HTC just made a big splash in China, announcing its much-anticipated standalone Vive VR headset for the market. The company, however, had a few unexpected surprises. It announced a new "half platform", the Vive Wave, for the new headset, the Vive Focus. That name was expected to be used for the standalone Daydream headset promised at Google I/O a few months back. Apparently, according to TechCrunch, HTC and Google have decided to scrap that plan even before it had a chance to be born.

HTC's standalone headsets weren't much of a secret really. The Daydream-powered Vive headset was already formally announced back in May and HTC continually teased its Viveport-based Chinese model. Until today, it was expected that HTC would have two different standalone headset, both powered by a Qualcomm Snapdragon 835. In the end, however, there could only be one.

The decision to throw in the towel even before the fight has begun may have been due to the rise of Oculus, owned by Facebook, as the de facto VR platform in the West. In addition to the Rift, which now costs only $400, and the smartphone-powered Samsung Gear VR, Oculus just launched the standalone Oculus Go headset, which used content from Samsung's Gear VR. This preempted the release of a standalone Daydream VR headset, forcing HTC to cut its losses and focus on the market where it has an advantage.

In contrast to the US and other Western markets, HTC Vive has a more stable foothold in China, which explains why HTC is dumping its resources there. Its new Vive Wave platform aims to unify the two threads of PC and mobile VR development into one, happy Viveport family.
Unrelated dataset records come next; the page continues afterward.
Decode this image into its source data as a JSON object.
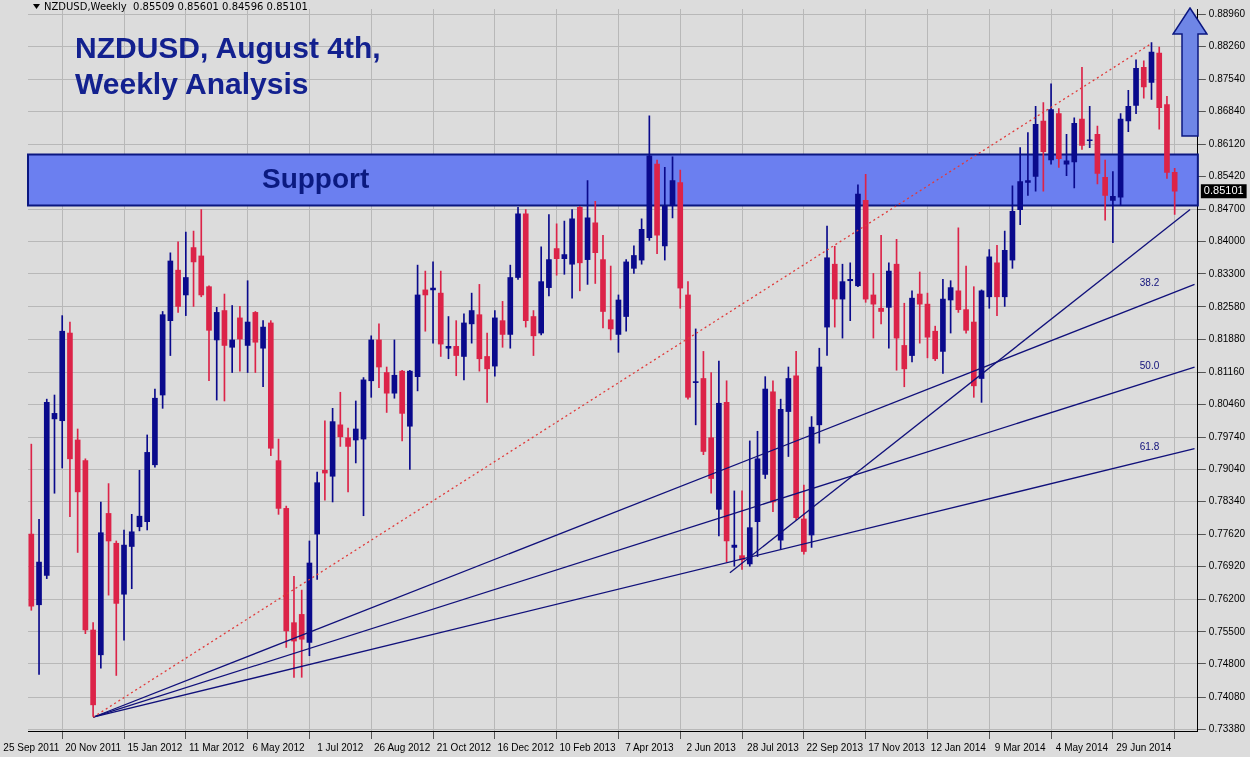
{
  "chart_data": {
    "type": "candlestick",
    "title": "NZDUSD, August 4th, Weekly Analysis",
    "subtitle": "NZDUSD,Weekly  0.85509 0.85601 0.84596 0.85101",
    "x": [
      "2011-09-25",
      "2011-10-02",
      "2011-10-09",
      "2011-10-16",
      "2011-10-23",
      "2011-10-30",
      "2011-11-06",
      "2011-11-13",
      "2011-11-20",
      "2011-11-27",
      "2011-12-04",
      "2011-12-11",
      "2011-12-18",
      "2011-12-25",
      "2012-01-01",
      "2012-01-08",
      "2012-01-15",
      "2012-01-22",
      "2012-01-29",
      "2012-02-05",
      "2012-02-12",
      "2012-02-19",
      "2012-02-26",
      "2012-03-04",
      "2012-03-11",
      "2012-03-18",
      "2012-03-25",
      "2012-04-01",
      "2012-04-08",
      "2012-04-15",
      "2012-04-22",
      "2012-04-29",
      "2012-05-06",
      "2012-05-13",
      "2012-05-20",
      "2012-05-27",
      "2012-06-03",
      "2012-06-10",
      "2012-06-17",
      "2012-06-24",
      "2012-07-01",
      "2012-07-08",
      "2012-07-15",
      "2012-07-22",
      "2012-07-29",
      "2012-08-05",
      "2012-08-12",
      "2012-08-19",
      "2012-08-26",
      "2012-09-02",
      "2012-09-09",
      "2012-09-16",
      "2012-09-23",
      "2012-09-30",
      "2012-10-07",
      "2012-10-14",
      "2012-10-21",
      "2012-10-28",
      "2012-11-04",
      "2012-11-11",
      "2012-11-18",
      "2012-11-25",
      "2012-12-02",
      "2012-12-09",
      "2012-12-16",
      "2012-12-23",
      "2012-12-30",
      "2013-01-06",
      "2013-01-13",
      "2013-01-20",
      "2013-01-27",
      "2013-02-03",
      "2013-02-10",
      "2013-02-17",
      "2013-02-24",
      "2013-03-03",
      "2013-03-10",
      "2013-03-17",
      "2013-03-24",
      "2013-03-31",
      "2013-04-07",
      "2013-04-14",
      "2013-04-21",
      "2013-04-28",
      "2013-05-05",
      "2013-05-12",
      "2013-05-19",
      "2013-05-26",
      "2013-06-02",
      "2013-06-09",
      "2013-06-16",
      "2013-06-23",
      "2013-06-30",
      "2013-07-07",
      "2013-07-14",
      "2013-07-21",
      "2013-07-28",
      "2013-08-04",
      "2013-08-11",
      "2013-08-18",
      "2013-08-25",
      "2013-09-01",
      "2013-09-08",
      "2013-09-15",
      "2013-09-22",
      "2013-09-29",
      "2013-10-06",
      "2013-10-13",
      "2013-10-20",
      "2013-10-27",
      "2013-11-03",
      "2013-11-10",
      "2013-11-17",
      "2013-11-24",
      "2013-12-01",
      "2013-12-08",
      "2013-12-15",
      "2013-12-22",
      "2013-12-29",
      "2014-01-05",
      "2014-01-12",
      "2014-01-19",
      "2014-01-26",
      "2014-02-02",
      "2014-02-09",
      "2014-02-16",
      "2014-02-23",
      "2014-03-02",
      "2014-03-09",
      "2014-03-16",
      "2014-03-23",
      "2014-03-30",
      "2014-04-06",
      "2014-04-13",
      "2014-04-20",
      "2014-04-27",
      "2014-05-04",
      "2014-05-11",
      "2014-05-18",
      "2014-05-25",
      "2014-06-01",
      "2014-06-08",
      "2014-06-15",
      "2014-06-22",
      "2014-06-29",
      "2014-07-06",
      "2014-07-13",
      "2014-07-20",
      "2014-07-27"
    ],
    "ohlc": [
      [
        0.7763,
        0.7959,
        0.7597,
        0.7606
      ],
      [
        0.7609,
        0.7795,
        0.7457,
        0.7702
      ],
      [
        0.7673,
        0.8057,
        0.7666,
        0.805
      ],
      [
        0.8014,
        0.8066,
        0.7852,
        0.8026
      ],
      [
        0.801,
        0.8239,
        0.7907,
        0.8205
      ],
      [
        0.8201,
        0.8225,
        0.7801,
        0.7927
      ],
      [
        0.7968,
        0.7992,
        0.7723,
        0.7855
      ],
      [
        0.7923,
        0.7927,
        0.7546,
        0.7554
      ],
      [
        0.7554,
        0.757,
        0.7366,
        0.7391
      ],
      [
        0.75,
        0.7833,
        0.7471,
        0.7766
      ],
      [
        0.7808,
        0.7873,
        0.763,
        0.7748
      ],
      [
        0.7743,
        0.7748,
        0.7455,
        0.7612
      ],
      [
        0.7632,
        0.7772,
        0.7532,
        0.7739
      ],
      [
        0.7736,
        0.7806,
        0.7644,
        0.7768
      ],
      [
        0.7779,
        0.7902,
        0.777,
        0.7802
      ],
      [
        0.779,
        0.7979,
        0.7772,
        0.7941
      ],
      [
        0.7914,
        0.8079,
        0.7909,
        0.8059
      ],
      [
        0.8066,
        0.8248,
        0.8037,
        0.8241
      ],
      [
        0.8228,
        0.8376,
        0.8152,
        0.8358
      ],
      [
        0.8338,
        0.84,
        0.8246,
        0.8259
      ],
      [
        0.8284,
        0.8421,
        0.8239,
        0.8322
      ],
      [
        0.8387,
        0.8423,
        0.8259,
        0.8356
      ],
      [
        0.8369,
        0.847,
        0.828,
        0.8284
      ],
      [
        0.8302,
        0.8304,
        0.8097,
        0.8207
      ],
      [
        0.8186,
        0.8257,
        0.8055,
        0.8246
      ],
      [
        0.825,
        0.8286,
        0.8053,
        0.8174
      ],
      [
        0.817,
        0.8261,
        0.8115,
        0.8186
      ],
      [
        0.8234,
        0.8259,
        0.8118,
        0.8188
      ],
      [
        0.8174,
        0.8315,
        0.8115,
        0.8225
      ],
      [
        0.8246,
        0.8248,
        0.8115,
        0.8181
      ],
      [
        0.8168,
        0.8228,
        0.8084,
        0.8214
      ],
      [
        0.8223,
        0.8228,
        0.7934,
        0.795
      ],
      [
        0.7923,
        0.797,
        0.7806,
        0.7819
      ],
      [
        0.7819,
        0.7824,
        0.7516,
        0.7552
      ],
      [
        0.757,
        0.7671,
        0.7451,
        0.753
      ],
      [
        0.7588,
        0.7641,
        0.7451,
        0.7534
      ],
      [
        0.7527,
        0.7748,
        0.7498,
        0.77
      ],
      [
        0.7763,
        0.7898,
        0.7664,
        0.7875
      ],
      [
        0.7902,
        0.801,
        0.7837,
        0.7896
      ],
      [
        0.7889,
        0.8037,
        0.7833,
        0.8008
      ],
      [
        0.8001,
        0.8072,
        0.7954,
        0.7975
      ],
      [
        0.7973,
        0.7994,
        0.7855,
        0.7954
      ],
      [
        0.7968,
        0.8053,
        0.7918,
        0.7992
      ],
      [
        0.797,
        0.8104,
        0.7803,
        0.8099
      ],
      [
        0.8097,
        0.8195,
        0.8061,
        0.8186
      ],
      [
        0.8186,
        0.8221,
        0.8082,
        0.8127
      ],
      [
        0.8115,
        0.8127,
        0.8028,
        0.807
      ],
      [
        0.807,
        0.8186,
        0.8059,
        0.8109
      ],
      [
        0.8118,
        0.812,
        0.7966,
        0.8026
      ],
      [
        0.7998,
        0.812,
        0.7904,
        0.8118
      ],
      [
        0.8106,
        0.8349,
        0.8075,
        0.8284
      ],
      [
        0.8295,
        0.8336,
        0.8205,
        0.8284
      ],
      [
        0.8295,
        0.8356,
        0.8179,
        0.8299
      ],
      [
        0.8288,
        0.8336,
        0.815,
        0.8177
      ],
      [
        0.8168,
        0.8237,
        0.8145,
        0.8172
      ],
      [
        0.8172,
        0.8228,
        0.8108,
        0.8152
      ],
      [
        0.815,
        0.8243,
        0.8099,
        0.8223
      ],
      [
        0.8221,
        0.8288,
        0.8179,
        0.825
      ],
      [
        0.8241,
        0.8307,
        0.8118,
        0.8145
      ],
      [
        0.815,
        0.8201,
        0.805,
        0.8123
      ],
      [
        0.8129,
        0.825,
        0.8107,
        0.8234
      ],
      [
        0.8228,
        0.827,
        0.817,
        0.8198
      ],
      [
        0.8198,
        0.8349,
        0.8168,
        0.8322
      ],
      [
        0.8322,
        0.8475,
        0.8318,
        0.8461
      ],
      [
        0.8461,
        0.847,
        0.8214,
        0.8228
      ],
      [
        0.8237,
        0.825,
        0.8152,
        0.8195
      ],
      [
        0.8201,
        0.8389,
        0.8197,
        0.8313
      ],
      [
        0.83,
        0.8459,
        0.8282,
        0.8361
      ],
      [
        0.8385,
        0.8439,
        0.8327,
        0.8363
      ],
      [
        0.8363,
        0.8445,
        0.8329,
        0.8372
      ],
      [
        0.8351,
        0.847,
        0.8277,
        0.845
      ],
      [
        0.8475,
        0.8477,
        0.8293,
        0.8354
      ],
      [
        0.8361,
        0.8533,
        0.8307,
        0.8452
      ],
      [
        0.8441,
        0.8488,
        0.8309,
        0.8376
      ],
      [
        0.8361,
        0.8414,
        0.8212,
        0.8248
      ],
      [
        0.823,
        0.8347,
        0.8186,
        0.821
      ],
      [
        0.8198,
        0.8284,
        0.8159,
        0.8273
      ],
      [
        0.8237,
        0.8361,
        0.8205,
        0.8356
      ],
      [
        0.8342,
        0.8391,
        0.8331,
        0.837
      ],
      [
        0.836,
        0.845,
        0.8351,
        0.8427
      ],
      [
        0.8409,
        0.8674,
        0.8403,
        0.8587
      ],
      [
        0.8569,
        0.8578,
        0.8374,
        0.8414
      ],
      [
        0.8391,
        0.8562,
        0.836,
        0.8477
      ],
      [
        0.8479,
        0.8585,
        0.8452,
        0.8533
      ],
      [
        0.8529,
        0.8556,
        0.8255,
        0.8299
      ],
      [
        0.8284,
        0.8313,
        0.8057,
        0.8061
      ],
      [
        0.8093,
        0.821,
        0.8001,
        0.8095
      ],
      [
        0.8102,
        0.8161,
        0.7936,
        0.7943
      ],
      [
        0.7973,
        0.8115,
        0.7852,
        0.7884
      ],
      [
        0.7817,
        0.814,
        0.7759,
        0.8048
      ],
      [
        0.805,
        0.8097,
        0.7702,
        0.7748
      ],
      [
        0.7734,
        0.7857,
        0.7693,
        0.7739
      ],
      [
        0.7716,
        0.7857,
        0.7686,
        0.7707
      ],
      [
        0.7698,
        0.7966,
        0.7693,
        0.7777
      ],
      [
        0.779,
        0.7987,
        0.7714,
        0.7927
      ],
      [
        0.7893,
        0.8106,
        0.7884,
        0.8079
      ],
      [
        0.8073,
        0.8097,
        0.7812,
        0.7833
      ],
      [
        0.775,
        0.8057,
        0.773,
        0.8035
      ],
      [
        0.803,
        0.8127,
        0.7932,
        0.8102
      ],
      [
        0.8108,
        0.8161,
        0.7794,
        0.7799
      ],
      [
        0.7796,
        0.787,
        0.7719,
        0.7725
      ],
      [
        0.7761,
        0.8019,
        0.7734,
        0.7996
      ],
      [
        0.8001,
        0.8168,
        0.7961,
        0.8127
      ],
      [
        0.8214,
        0.8434,
        0.8152,
        0.8365
      ],
      [
        0.8351,
        0.839,
        0.8214,
        0.8275
      ],
      [
        0.8275,
        0.8351,
        0.819,
        0.8313
      ],
      [
        0.8315,
        0.8354,
        0.8228,
        0.8318
      ],
      [
        0.8304,
        0.8524,
        0.8302,
        0.8504
      ],
      [
        0.849,
        0.8547,
        0.8268,
        0.8275
      ],
      [
        0.8284,
        0.8331,
        0.819,
        0.8264
      ],
      [
        0.8255,
        0.8414,
        0.8221,
        0.8248
      ],
      [
        0.8257,
        0.8354,
        0.8168,
        0.8336
      ],
      [
        0.8351,
        0.8405,
        0.812,
        0.819
      ],
      [
        0.8174,
        0.8266,
        0.8084,
        0.8123
      ],
      [
        0.8152,
        0.8293,
        0.8138,
        0.8277
      ],
      [
        0.8286,
        0.8334,
        0.8179,
        0.8264
      ],
      [
        0.8264,
        0.8288,
        0.8147,
        0.8192
      ],
      [
        0.8205,
        0.8216,
        0.8141,
        0.8145
      ],
      [
        0.8161,
        0.8318,
        0.8113,
        0.8275
      ],
      [
        0.8273,
        0.8315,
        0.8201,
        0.83
      ],
      [
        0.8293,
        0.843,
        0.8246,
        0.8252
      ],
      [
        0.8252,
        0.8347,
        0.8201,
        0.8207
      ],
      [
        0.8225,
        0.8302,
        0.8061,
        0.8086
      ],
      [
        0.8102,
        0.8295,
        0.805,
        0.8293
      ],
      [
        0.828,
        0.8383,
        0.8255,
        0.8367
      ],
      [
        0.8354,
        0.8392,
        0.8239,
        0.828
      ],
      [
        0.828,
        0.8423,
        0.8259,
        0.8381
      ],
      [
        0.836,
        0.8522,
        0.8342,
        0.8466
      ],
      [
        0.847,
        0.8605,
        0.8437,
        0.8531
      ],
      [
        0.8529,
        0.8638,
        0.8501,
        0.8533
      ],
      [
        0.8542,
        0.8695,
        0.851,
        0.8656
      ],
      [
        0.8663,
        0.8703,
        0.851,
        0.8596
      ],
      [
        0.8578,
        0.8744,
        0.8569,
        0.8688
      ],
      [
        0.8679,
        0.869,
        0.8562,
        0.8581
      ],
      [
        0.8569,
        0.8634,
        0.8544,
        0.8576
      ],
      [
        0.8574,
        0.867,
        0.8517,
        0.8658
      ],
      [
        0.8667,
        0.878,
        0.8601,
        0.861
      ],
      [
        0.862,
        0.8695,
        0.8605,
        0.8622
      ],
      [
        0.8634,
        0.8652,
        0.8526,
        0.8549
      ],
      [
        0.854,
        0.8578,
        0.8447,
        0.8501
      ],
      [
        0.849,
        0.8553,
        0.8398,
        0.8499
      ],
      [
        0.8497,
        0.8679,
        0.8479,
        0.8667
      ],
      [
        0.8663,
        0.873,
        0.864,
        0.8695
      ],
      [
        0.8697,
        0.8796,
        0.8679,
        0.8778
      ],
      [
        0.878,
        0.8794,
        0.8713,
        0.8737
      ],
      [
        0.8747,
        0.8834,
        0.871,
        0.8813
      ],
      [
        0.8811,
        0.8824,
        0.8645,
        0.8692
      ],
      [
        0.8699,
        0.8717,
        0.8538,
        0.8551
      ],
      [
        0.85509,
        0.85601,
        0.84596,
        0.85101
      ]
    ],
    "colors": [
      "#dc2348",
      "#0a0a8c",
      "#0a0a8c",
      "#0a0a8c",
      "#0a0a8c",
      "#dc2348",
      "#dc2348",
      "#dc2348",
      "#dc2348",
      "#0a0a8c",
      "#dc2348",
      "#dc2348",
      "#0a0a8c",
      "#0a0a8c",
      "#0a0a8c",
      "#0a0a8c",
      "#0a0a8c",
      "#0a0a8c",
      "#0a0a8c",
      "#dc2348",
      "#0a0a8c",
      "#dc2348",
      "#dc2348",
      "#dc2348",
      "#0a0a8c",
      "#dc2348",
      "#0a0a8c",
      "#dc2348",
      "#0a0a8c",
      "#dc2348",
      "#0a0a8c",
      "#dc2348",
      "#dc2348",
      "#dc2348",
      "#dc2348",
      "#dc2348",
      "#0a0a8c",
      "#0a0a8c",
      "#dc2348",
      "#0a0a8c",
      "#dc2348",
      "#dc2348",
      "#0a0a8c",
      "#0a0a8c",
      "#0a0a8c",
      "#dc2348",
      "#dc2348",
      "#0a0a8c",
      "#dc2348",
      "#0a0a8c",
      "#0a0a8c",
      "#dc2348",
      "#0a0a8c",
      "#dc2348",
      "#0a0a8c",
      "#dc2348",
      "#0a0a8c",
      "#0a0a8c",
      "#dc2348",
      "#dc2348",
      "#0a0a8c",
      "#dc2348",
      "#0a0a8c",
      "#0a0a8c",
      "#dc2348",
      "#dc2348",
      "#0a0a8c",
      "#0a0a8c",
      "#dc2348",
      "#0a0a8c",
      "#0a0a8c",
      "#dc2348",
      "#0a0a8c",
      "#dc2348",
      "#dc2348",
      "#dc2348",
      "#0a0a8c",
      "#0a0a8c",
      "#0a0a8c",
      "#0a0a8c",
      "#0a0a8c",
      "#dc2348",
      "#0a0a8c",
      "#0a0a8c",
      "#dc2348",
      "#dc2348",
      "#0a0a8c",
      "#dc2348",
      "#dc2348",
      "#0a0a8c",
      "#dc2348",
      "#0a0a8c",
      "#dc2348",
      "#0a0a8c",
      "#0a0a8c",
      "#0a0a8c",
      "#dc2348",
      "#0a0a8c",
      "#0a0a8c",
      "#dc2348",
      "#dc2348",
      "#0a0a8c",
      "#0a0a8c",
      "#0a0a8c",
      "#dc2348",
      "#0a0a8c",
      "#0a0a8c",
      "#0a0a8c",
      "#dc2348",
      "#dc2348",
      "#dc2348",
      "#0a0a8c",
      "#dc2348",
      "#dc2348",
      "#0a0a8c",
      "#dc2348",
      "#dc2348",
      "#dc2348",
      "#0a0a8c",
      "#0a0a8c",
      "#dc2348",
      "#dc2348",
      "#dc2348",
      "#0a0a8c",
      "#0a0a8c",
      "#dc2348",
      "#0a0a8c",
      "#0a0a8c",
      "#0a0a8c",
      "#0a0a8c",
      "#0a0a8c",
      "#dc2348",
      "#0a0a8c",
      "#dc2348",
      "#0a0a8c",
      "#0a0a8c",
      "#dc2348",
      "#0a0a8c",
      "#dc2348",
      "#dc2348",
      "#0a0a8c",
      "#0a0a8c",
      "#0a0a8c",
      "#0a0a8c",
      "#dc2348",
      "#0a0a8c",
      "#dc2348",
      "#dc2348",
      "#dc2348"
    ],
    "series": [
      {
        "type": "line",
        "x": [
          "2011-11-20",
          "2014-07-06"
        ],
        "values": [
          0.7364,
          0.8832
        ],
        "color": "#e03a3a",
        "line_style": "dotted"
      },
      {
        "type": "line",
        "name": "38.2",
        "x": [
          "2011-11-20",
          "2014-08-14"
        ],
        "values": [
          0.7364,
          0.8307
        ],
        "color": "#10107a",
        "line_style": "solid"
      },
      {
        "type": "line",
        "name": "50.0",
        "x": [
          "2011-11-20",
          "2014-08-14"
        ],
        "values": [
          0.7364,
          0.8127
        ],
        "color": "#10107a",
        "line_style": "solid"
      },
      {
        "type": "line",
        "name": "61.8",
        "x": [
          "2011-11-20",
          "2014-08-14"
        ],
        "values": [
          0.7364,
          0.7949
        ],
        "color": "#10107a",
        "line_style": "solid"
      },
      {
        "type": "line",
        "x": [
          "2013-06-19",
          "2014-08-10"
        ],
        "values": [
          0.7679,
          0.847
        ],
        "color": "#10107a",
        "line_style": "solid"
      }
    ],
    "bands": [
      {
        "axis": "y",
        "from": 0.8479,
        "to": 0.859,
        "label": "Support",
        "color": "#6b7ff0"
      }
    ],
    "annotations": [
      "0.85101"
    ],
    "xlim": [
      "2011-09-22",
      "2014-08-17"
    ],
    "xticks": [
      {
        "value": "2011-09-25",
        "label": "25 Sep 2011"
      },
      {
        "value": "2011-11-20",
        "label": "20 Nov 2011"
      },
      {
        "value": "2012-01-15",
        "label": "15 Jan 2012"
      },
      {
        "value": "2012-03-11",
        "label": "11 Mar 2012"
      },
      {
        "value": "2012-05-06",
        "label": "6 May 2012"
      },
      {
        "value": "2012-07-01",
        "label": "1 Jul 2012"
      },
      {
        "value": "2012-08-26",
        "label": "26 Aug 2012"
      },
      {
        "value": "2012-10-21",
        "label": "21 Oct 2012"
      },
      {
        "value": "2012-12-16",
        "label": "16 Dec 2012"
      },
      {
        "value": "2013-02-10",
        "label": "10 Feb 2013"
      },
      {
        "value": "2013-04-07",
        "label": "7 Apr 2013"
      },
      {
        "value": "2013-06-02",
        "label": "2 Jun 2013"
      },
      {
        "value": "2013-07-28",
        "label": "28 Jul 2013"
      },
      {
        "value": "2013-09-22",
        "label": "22 Sep 2013"
      },
      {
        "value": "2013-11-17",
        "label": "17 Nov 2013"
      },
      {
        "value": "2014-01-12",
        "label": "12 Jan 2014"
      },
      {
        "value": "2014-03-09",
        "label": "9 Mar 2014"
      },
      {
        "value": "2014-05-04",
        "label": "4 May 2014"
      },
      {
        "value": "2014-06-29",
        "label": "29 Jun 2014"
      }
    ],
    "ylim": [
      0.7334,
      0.8907
    ],
    "yticks": [
      {
        "value": 0.8896,
        "label": "0.88960"
      },
      {
        "value": 0.8826,
        "label": "0.88260"
      },
      {
        "value": 0.8754,
        "label": "0.87540"
      },
      {
        "value": 0.8684,
        "label": "0.86840"
      },
      {
        "value": 0.8612,
        "label": "0.86120"
      },
      {
        "value": 0.8542,
        "label": "0.85420"
      },
      {
        "value": 0.847,
        "label": "0.84700"
      },
      {
        "value": 0.84,
        "label": "0.84000"
      },
      {
        "value": 0.833,
        "label": "0.83300"
      },
      {
        "value": 0.8258,
        "label": "0.82580"
      },
      {
        "value": 0.8188,
        "label": "0.81880"
      },
      {
        "value": 0.8116,
        "label": "0.81160"
      },
      {
        "value": 0.8046,
        "label": "0.80460"
      },
      {
        "value": 0.7974,
        "label": "0.79740"
      },
      {
        "value": 0.7904,
        "label": "0.79040"
      },
      {
        "value": 0.7834,
        "label": "0.78340"
      },
      {
        "value": 0.7762,
        "label": "0.77620"
      },
      {
        "value": 0.7692,
        "label": "0.76920"
      },
      {
        "value": 0.762,
        "label": "0.76200"
      },
      {
        "value": 0.755,
        "label": "0.75500"
      },
      {
        "value": 0.748,
        "label": "0.74800"
      },
      {
        "value": 0.7408,
        "label": "0.74080"
      },
      {
        "value": 0.7338,
        "label": "0.73380"
      }
    ],
    "grid": true
  }
}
Unfortunately, that family doesn't include anything from Google.

This does leave Google's Daydream without a solid champion, although Google says a wireless headset from Lenovo is still on the table. Google hasn't exactly been seen as a serious player in the VR market, be it with its Cardboard VR nor with this new Daydream platform. This drastic change of plans is unlikely to spark confidence in it either.